# Mr Crowleys New Watches



## pauluspaolo (Feb 24, 2003)

I went to see Mr Crowley (Paul) last night. Neither of us have been well recently so we've been out of touch a bit. Anyway we both had some new watches to show each other. I had my Mission Antarctica to show off while he had bought another three watches since I'd last seen him.

These were: an Orsa 200m automatic - seemed very well made with an ETA 2824 movement & MOD dial in a strange shade of grey, next was an Omega Seamaster with blue dial - very nice I suppose but, for some reason, it just didn't float my boat (MrC likes it though so that's all that matters), and finally the watch that I was really keen to see and the watch I've posted a picture of here:

a UTS 3000m diver. The quality is outstanding (in my opinion leaving the Omega for dead). The bracelet is a work of art being some 4 or 5mm thick with screwed links for adjustment and a concealed clasp (no divers extension though!!). The watch has some seriously novel features: the back is held on by 8 little black allen headed socket cap screws, the bezel locks (via the crown at 10) and once released will rotate in both directions - absolutely no slackness just 60 very positive clicks per revolution. The sapphire crystal is 5mm thick







. The diameter of the watch is about 42 mm but it's 16mm thick and weighs in at about 250g with the bracelet fitted. It wears very comfortably, after a couple of minutes you get used to it but you always know it's there. UTS only make watches in runs of 200 - so to say they are rare & exclusive is something of an understatement. The watch Paul has is, apparently, even rarer. The bezel on his watch has been pvd coated - something tried, but discontinued with, by the manufacturer. So very few watches were made/offered with this bezel (in fact Pauls may be the only one). Naturally there's a screw down crown, quick set date and hacking movement - in fact the movement is the only hum drum thing about this watch. It's the ETA 2824-2, having said it's hum drum it's a good reliable unit that can be serviced by any competent watchmaker just about anywhere.

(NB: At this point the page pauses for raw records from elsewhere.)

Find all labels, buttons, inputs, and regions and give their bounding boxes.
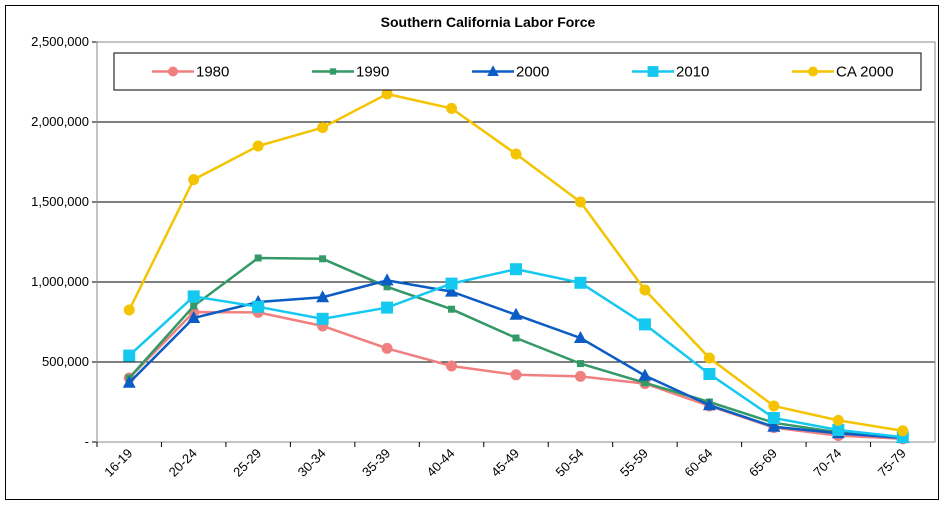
marker: [702, 398, 716, 411]
marker: [319, 255, 327, 263]
marker: [381, 342, 393, 354]
marker: [638, 368, 652, 381]
marker: [574, 276, 587, 289]
marker: [638, 318, 651, 331]
marker: [641, 379, 649, 387]
y-tick-label: 2,000,000: [31, 114, 89, 129]
marker: [832, 414, 844, 426]
marker: [639, 284, 651, 296]
marker: [703, 368, 716, 380]
y-tick-label: 1,500,000: [31, 194, 89, 209]
marker: [252, 300, 265, 313]
marker: [316, 290, 330, 303]
marker: [703, 352, 715, 364]
marker: [510, 369, 522, 381]
legend-marker: [168, 66, 178, 77]
legend-marker: [487, 65, 499, 76]
legend-label: 2010: [676, 64, 709, 81]
marker: [446, 360, 458, 372]
marker: [574, 370, 586, 382]
legend-label: 2000: [516, 64, 549, 81]
y-tick-label: 2,500,000: [31, 34, 89, 49]
y-tick-label: 1,000,000: [31, 274, 89, 289]
marker: [383, 283, 391, 291]
y-tick-label: -: [85, 434, 89, 449]
marker: [768, 400, 780, 412]
legend-marker: [329, 68, 337, 75]
marker: [380, 273, 394, 286]
marker: [897, 425, 909, 437]
marker: [381, 301, 394, 314]
marker: [190, 302, 198, 310]
marker: [252, 140, 264, 152]
legend-label: CA 2000: [836, 64, 894, 81]
marker: [574, 196, 586, 208]
marker: [254, 254, 262, 262]
marker: [123, 304, 135, 316]
marker: [767, 419, 781, 432]
marker: [316, 312, 329, 325]
marker: [448, 305, 456, 313]
marker: [445, 284, 459, 297]
legend-marker: [808, 66, 818, 77]
legend-label: 1990: [356, 64, 389, 81]
marker: [512, 334, 520, 342]
marker: [381, 88, 393, 100]
marker: [767, 412, 780, 424]
marker: [317, 122, 329, 134]
legend: 1980 1990 2000 2010 CA 2000: [113, 52, 922, 91]
marker: [446, 102, 458, 114]
marker: [445, 277, 458, 290]
chart-title: Southern California Labor Force: [381, 14, 596, 30]
marker: [509, 307, 523, 320]
legend-label: 1980: [196, 64, 229, 81]
marker: [576, 360, 584, 368]
marker: [188, 174, 200, 186]
y-tick-label: 500,000: [42, 354, 89, 369]
legend-box: [113, 52, 922, 91]
marker: [832, 424, 845, 436]
marker: [123, 349, 136, 362]
marker: [510, 263, 522, 276]
marker: [187, 290, 200, 303]
legend-marker: [647, 66, 659, 77]
marker: [122, 375, 136, 388]
marker: [573, 331, 587, 343]
marker: [187, 311, 201, 323]
plot-area: [96, 41, 936, 443]
marker: [510, 148, 522, 160]
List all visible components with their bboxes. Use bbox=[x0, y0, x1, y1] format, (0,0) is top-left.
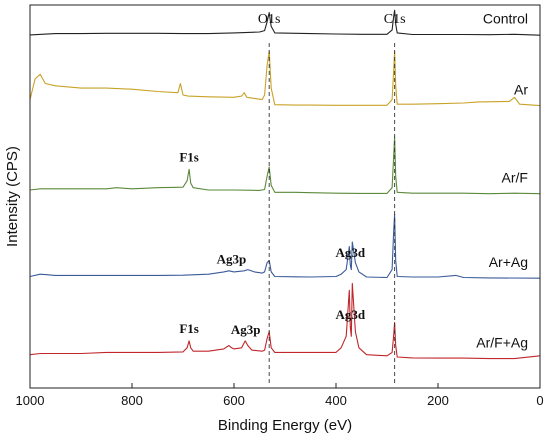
x-tick-label: 1000 bbox=[16, 393, 45, 408]
x-axis-title: Binding Energy (eV) bbox=[218, 417, 352, 434]
series-label-1: Ar bbox=[514, 81, 528, 97]
annotation-ag3p-4: Ag3p bbox=[231, 322, 261, 337]
series-label-0: Control bbox=[483, 11, 528, 27]
reference-label-c1s: C1s bbox=[384, 12, 406, 27]
plot-frame bbox=[29, 4, 541, 389]
annotation-ag3d-2: Ag3d bbox=[335, 245, 365, 260]
series-label-2: Ar/F bbox=[502, 170, 528, 186]
axes: 1000 800 600 400 200 0 bbox=[16, 4, 544, 408]
labels: Control Ar Ar/F Ar+Ag Ar/F+Ag O1s C1s F1s Ag3p Ag… bbox=[179, 11, 528, 351]
annotation-ag3d-5: Ag3d bbox=[335, 307, 365, 322]
series-label-4: Ar/F+Ag bbox=[476, 334, 528, 350]
x-tick-label: 600 bbox=[223, 393, 245, 408]
series-line-ar-ag bbox=[29, 213, 541, 279]
series-label-3: Ar+Ag bbox=[489, 254, 528, 270]
reference-lines bbox=[268, 43, 396, 383]
annotation-f1s-3: F1s bbox=[179, 321, 199, 336]
annotation-f1s-0: F1s bbox=[179, 149, 199, 164]
y-axis-title: Intensity (CPS) bbox=[4, 146, 21, 247]
x-tick-label: 0 bbox=[536, 393, 543, 408]
series-line-ar-f bbox=[29, 136, 541, 195]
series-line-control bbox=[29, 9, 541, 36]
x-tick-label: 800 bbox=[121, 393, 143, 408]
x-tick-label: 200 bbox=[427, 393, 449, 408]
x-tick-label: 400 bbox=[325, 393, 347, 408]
annotation-ag3p-1: Ag3p bbox=[217, 251, 247, 266]
series-line-ar-f-ag bbox=[29, 282, 541, 360]
series-layer bbox=[29, 9, 541, 360]
series-line-ar bbox=[29, 50, 541, 107]
reference-label-o1s: O1s bbox=[258, 12, 281, 27]
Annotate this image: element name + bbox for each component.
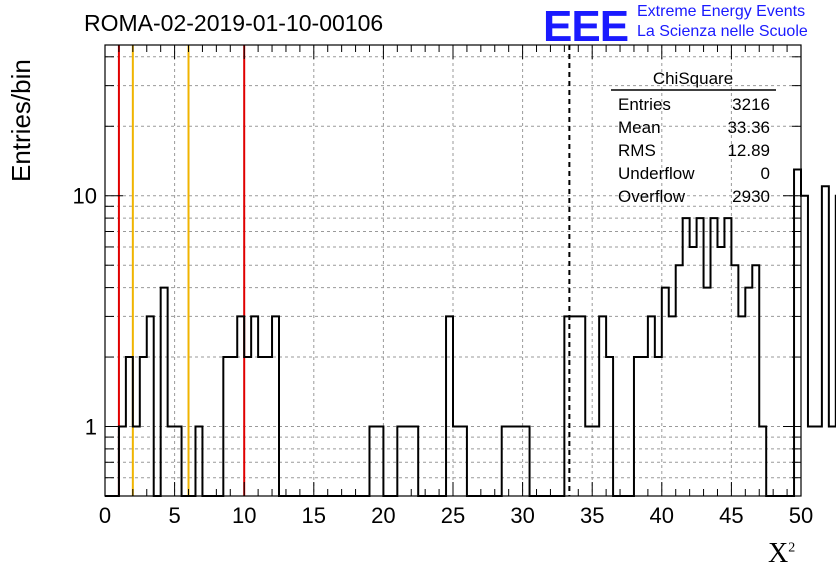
x-tick-label: 25	[441, 503, 465, 528]
stats-value: 0	[761, 164, 770, 183]
x-tick-label: 10	[232, 503, 256, 528]
x-tick-label: 0	[99, 503, 111, 528]
histogram-line	[105, 168, 836, 497]
stats-value: 2930	[732, 187, 770, 206]
stats-label: Underflow	[618, 164, 695, 183]
stats-label: Entries	[618, 95, 671, 114]
stats-label: RMS	[618, 141, 656, 160]
stats-box: ChiSquare Entries 3216 Mean 33.36 RMS 12.89 Und…	[611, 69, 776, 206]
stats-label: Overflow	[618, 187, 686, 206]
logo-text-line1: Extreme Energy Events	[637, 3, 806, 20]
x-tick-label: 30	[510, 503, 534, 528]
x-axis-label-superscript: 2	[788, 540, 796, 556]
y-tick-label: 10	[73, 184, 97, 209]
x-tick-label: 40	[650, 503, 674, 528]
axes: 0 5 10 15 20 25 30 35 40 45 50 1 10	[73, 44, 813, 528]
stats-value: 33.36	[727, 118, 770, 137]
x-tick-label: 35	[580, 503, 604, 528]
histogram-bins	[105, 168, 836, 497]
stats-title: ChiSquare	[653, 69, 733, 88]
y-tick-label: 1	[85, 415, 97, 440]
grid	[105, 45, 801, 496]
x-tick-label: 20	[371, 503, 395, 528]
stats-label: Mean	[618, 118, 661, 137]
x-axis-label: X2	[768, 538, 795, 570]
logo-text-line2: La Scienza nelle Scuole	[637, 23, 808, 40]
stats-value: 3216	[732, 95, 770, 114]
eee-logo: EEE	[543, 2, 629, 51]
chart-title: ROMA-02-2019-01-10-00106	[84, 10, 384, 36]
x-tick-label: 15	[302, 503, 326, 528]
x-tick-label: 50	[789, 503, 813, 528]
x-tick-label: 45	[719, 503, 743, 528]
stats-value: 12.89	[727, 141, 770, 160]
x-tick-label: 5	[168, 503, 180, 528]
x-axis-label-base: X	[768, 538, 789, 569]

My abiding impression of the watch is of industrial like strength combined with a fantastic level of finish and superb attention to detail.

Whilst I've known Paul I've been privileged to handle, wear & occasionally buy many different watches - most of which were/are out of my reach financially. However the UTS is the best of the bunch as far as I'm concerned. All in all I was gobsmacked by the watch









The picture I've used is taken off the UTS website (http://www.utswatches.com/divers.html) and used without permission - Pauls watch is the same but the bezel on his is black due to the pvd coating.

Enjoy


----------



## tom (Jun 2, 2003)

Glad to see that Mr C likes the Orsa. Like you I did not care for the grey dial so passed it on. We sick folk need to stick to-gether!!!

Tom


----------



## DAVID (Mar 17, 2003)

That UTS is fantastic, a real grail watch in my book, glad it does not disappoint in the flesh.

D.


----------



## JoT (Aug 12, 2003)

Nice one Paul and congartulations Paul Mr C







that's a hell of a watch


----------



## Mrcrowley (Apr 23, 2003)

Thank you all, esp Paul.



> Whilst I've known Paul I've been privileged to handle, wear & occasionally buy many different watches - most of which were/are out of my reach financially. However the UTS is the best of the bunch as far as I'm concerned. All in all I was gobsmacked by the watch smile.gif


So have I kept the best till last Paul?









I think it's a belter also. Only problem at the moment is it may be due for a wind soon, & I can't get it off my wrist...................


----------



## pauluspaolo (Feb 24, 2003)

Paul - it's got an ETA 2824 movement so it's an automatic that can be manually wound as well. I'd wait and see if it stops and then wind it up with the crown if it does. I don't think you can hear/feel the rotor spinning because the case & crystal are so thick









I suppose you'll want a link putting back in the bracelet now


----------



## Mrcrowley (Apr 23, 2003)

pauluspaolo said:


> Paul - it's got an ETA 2824 movement so it's an automatic that can be manually wound as well. I'd wait and see if it stops and then wind it up with the crown if it does. I don't think you can hear/feel the rotor spinning because the case & crystal are so thick
> 
> 
> 
> ...


Nooo.....

Don't think so.


----------



## cricketer (Sep 27, 2004)

That's some watch Paul!







Cool looking bracelet too !

Congratulations

cheers

Alan


----------



## Nalu (Nov 28, 2003)

Everyone who handles or owns one of these watches really thinks highly of them.

As always, the practical diver in me has a couple of concerns:

1. Low contrast dial (white on grey).

2. White lume is generally not as bright or long-lasting as yellow or green (noted with my Limes).

3. The modular construction (case, back, lugs and bezel) invites problems with salt fouling and long-term reliability.

Now I know Mr. C isn't a working diver, but UTS are marketing this watch as an ultimate tool diver, which it doesn't appear to be, IMO.

Paul and Paul, I'm glad you like the watch. I'd certainly like to handle one someday and try to dispel some of my intial impressions from the photos. Also as I always say, there's something to be said for a heavy watch in a


----------